The US government is the alcohol industries bitch. Trix are for kids, marijuana is for adults. Lets call it cannabis so all the racists don't get offended. Try going to the grocery store without wall paper made of alcohol products. We are adults who have a right to chose a substance that is harmless and has anti-oxidants or a substance that kills your liver. We are not juvenile delinquents we are responsible intelligent rational adults who are responsible enough to know when it is an appropriate time to smoke out and get happy and relaxed. I can go without it for days no problem and know that is 1% as addictive as cigarettes as I use to be addicted to that poisonous herbicide/insecticide. If it wasn't for God's gift to man I would still be addicted to those "organic" poison sticks. Have fun getting cancer all you "legal" drug users. Bend over for the alcohol industry just like the corrupt government does. Right... you know more about medicine than the most highly trained and experienced doctors. Ayn Rand would be proud of congress and their selfish corrupt evil reasoning. They should put you in the Oxford under hypocrisy.

Kathleen Chippi
Kathleen Chippi

Please!---regulating guns verses cannabis---the safest therapeutic substance known to man that has no known lethal dose? 

And it doesn't "end prohibition" or "legalize it like alcohol" or happen in 2012---READ THE god damn language---it 2014 when this BS language might be implemented. 

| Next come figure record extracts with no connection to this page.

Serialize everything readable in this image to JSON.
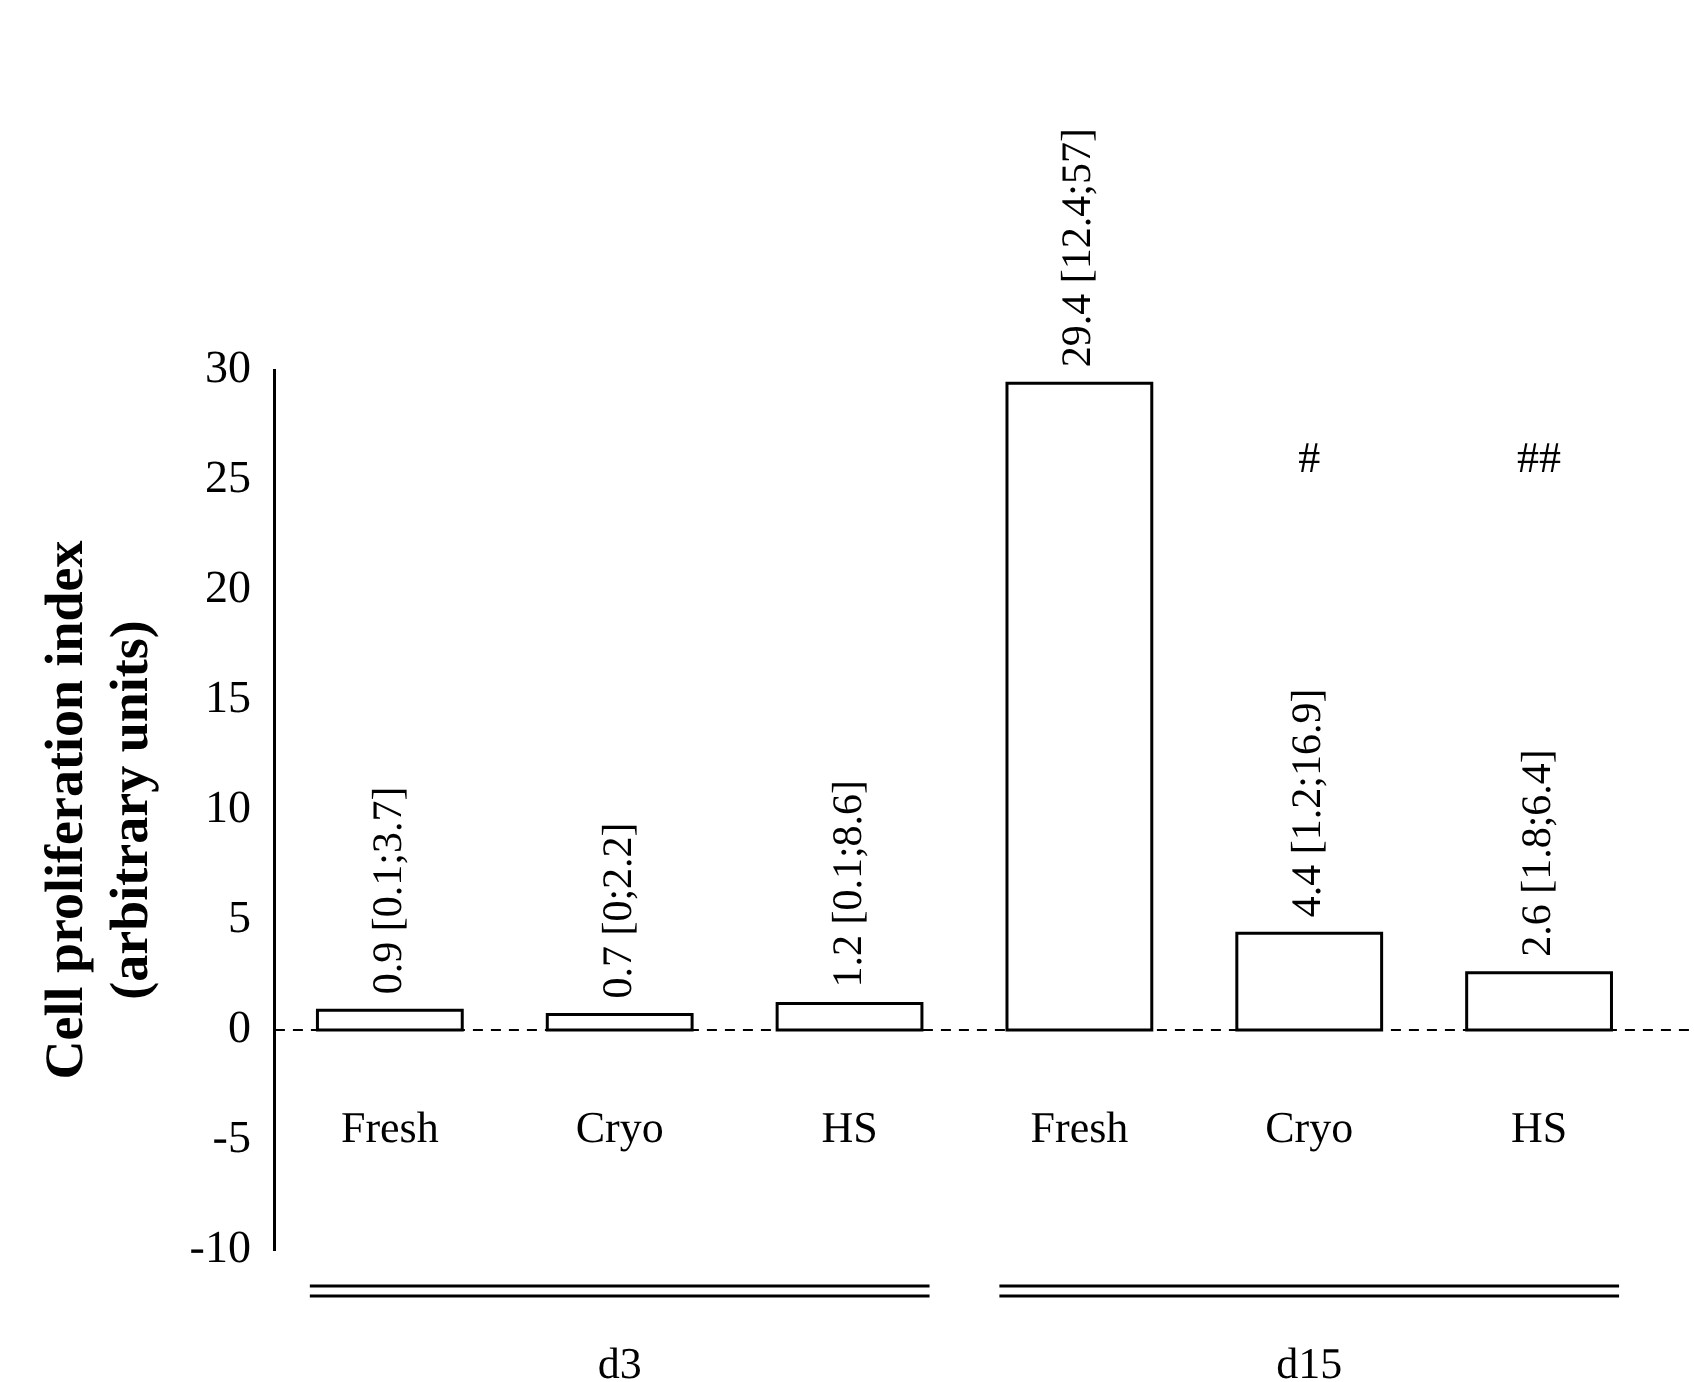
{
  "chart_data": {
    "type": "bar",
    "ylabel": "Cell proliferation index\n(arbitrary units)",
    "categories": [
      "Fresh",
      "Cryo",
      "HS",
      "Fresh",
      "Cryo",
      "HS"
    ],
    "values": [
      0.9,
      0.7,
      1.2,
      29.4,
      4.4,
      2.6
    ],
    "value_labels": [
      "0.9 [0.1;3.7]",
      "0.7 [0;2.2]",
      "1.2 [0.1;8.6]",
      "29.4 [12.4;57]",
      "4.4 [1.2;16.9]",
      "2.6 [1.8;6.4]"
    ],
    "color": "#ffffff",
    "ylim": [
      -10,
      30
    ],
    "yticks": [
      -10,
      -5,
      0,
      5,
      10,
      15,
      20,
      25,
      30
    ],
    "ref_lines": [
      {
        "axis": "y",
        "value": 0,
        "line_style": "dashed",
        "color": "#000000"
      }
    ],
    "annotations": [
      "d3",
      "d15",
      "#",
      "##"
    ],
    "grid": false,
    "legend": false
  }
}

Hey, WW, is there a law against fraudulent marketing to collect signatures for constitutional ballet initiatives?

GetReal
GetReal

Is there a limit on the number of firearms I am allowed to have?

Dan Pope
Dan Pope

Why, yes there is. The sales and possession of firearms are highly regulated. You can own 0 machine guns. Also, felons are prohibited from possessing any firearms, and, the carrying (concealed or otherwise) of firearms in public is highly regulated. Furthermore, I believe that in the city of Chicago you can't even own a handgun. So what is your point?